Being both financially savvy and physically fit takes discipline. The two: exercise and finance go hand-in-hand. Gallup-Healthways Well-Being Index data reports that the wealthiest American exercise for at least 30 minutes 3 or more days per week (source). Personally, I have been neglecting the latter and not exercising as often as I should. What happens when I don’t exercise? I lose focus and develop habits that reverse the hard-work I have been doing for years.
Exercise is essential to being healthy. One of the reasons why I choose to keep my finances in order is it helps me reduce stress. Stress kills and weakens your body. In fact, in a previous post I mentioned that being healthy will help you keep money in your pocket by lowering your healthcare costs, but more importantly it will help you develop a more balanced behavior system. Thus, I am sharing 7 reasons why exercising can help your finances.
1. Set goals. Regular exercise will help you establish a good solid routine. In order to save regularly you also need to routinely remind yourself to focus on your goals. Both require that you come up with a working plan in order to see results. “Write It Down and Make it Happen” literally, it works, once you see your goals in ink your mind will naturally start working to accomplish them, if you take time to establish a feasible plan and budget.
2. Start early. Just as the saying goes, “The early bird gets the worm.” The sooner you start saving the more you will have accumulated later. Likewise, the quicker you start exercising the closer you will be to your physical goal.
3. Know what you’re working with. Physically in order to see strides with changes you want to make with your body you need to do a tangible assessment of which areas you need to work on. If you desire weight loss or gain, write down the numbers you want to achieve. Start small so that the smaller goals will help you want to achieve greater ones and won’t discourage you. Financially, you need to start tracking your spending and saving. Consider recording and reviewing everywhere you spend and send money. Be accountable to yourself. After you have tracked your spending decide which areas need more restraint and work hard to cut back on those items. Set a reasonable savings goal and start working on it.
4. Motivate yourself. Allow your achievements to motivate you to achieve fulfillment and persistence. Know what you want for yourself and your life. No one else can gauge what your life or purse should contain for contentment or happiness. Mark your milestones so that you can see how far you’ve come both physically and financially.

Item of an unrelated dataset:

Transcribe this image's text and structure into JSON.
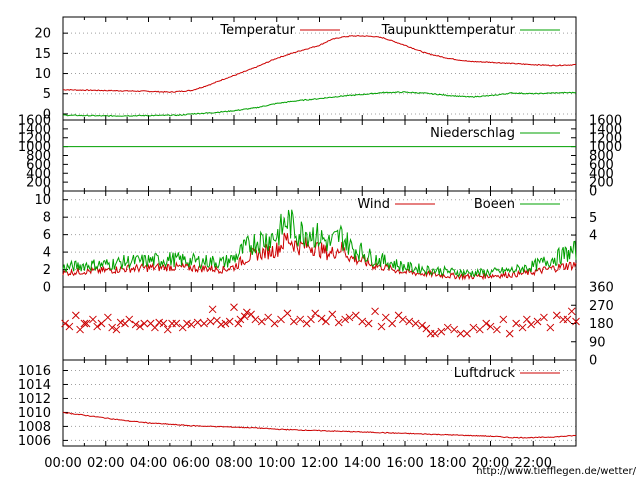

5. Ask for help. If exercising and finance are not your strengths seek outside help. There are physical trainers and financial advisors who are experts in these areas. They would like to help you get started on a track that is personalized for your lifestyle. Read books that can also grant you insight in these areas, as well as teach you something new that may be able to help you on your new journey. Take investing seminars and classes if you have a strong desire to learn more.
6. Find strength in numbers. Everyone desires support and validation. For many of us, we need to build a cheerleading corner where we have support from a squad cheering us on. Every once in a while you need to hear someone say “Way to go, great job, your awesome, keep up the good work, I like how you do that!” Your cheering circle doesn’t need to be large, in fact having only one are two people to add positive reinforcement into your life is ideal.
7. Maintain consistency. Don’t lose sight of where you desire to be. Don’t give up! You can do it!
The New York Times published an article “Rich People Exercise More” The findings report concluded that “Young adults, people living in Western states and men were also more likely to work out than the average American.” Read their article to view the Demographic Comparison between exercise and earnings.
Have you made a physical and financial plan recently? If so, did you maintain it?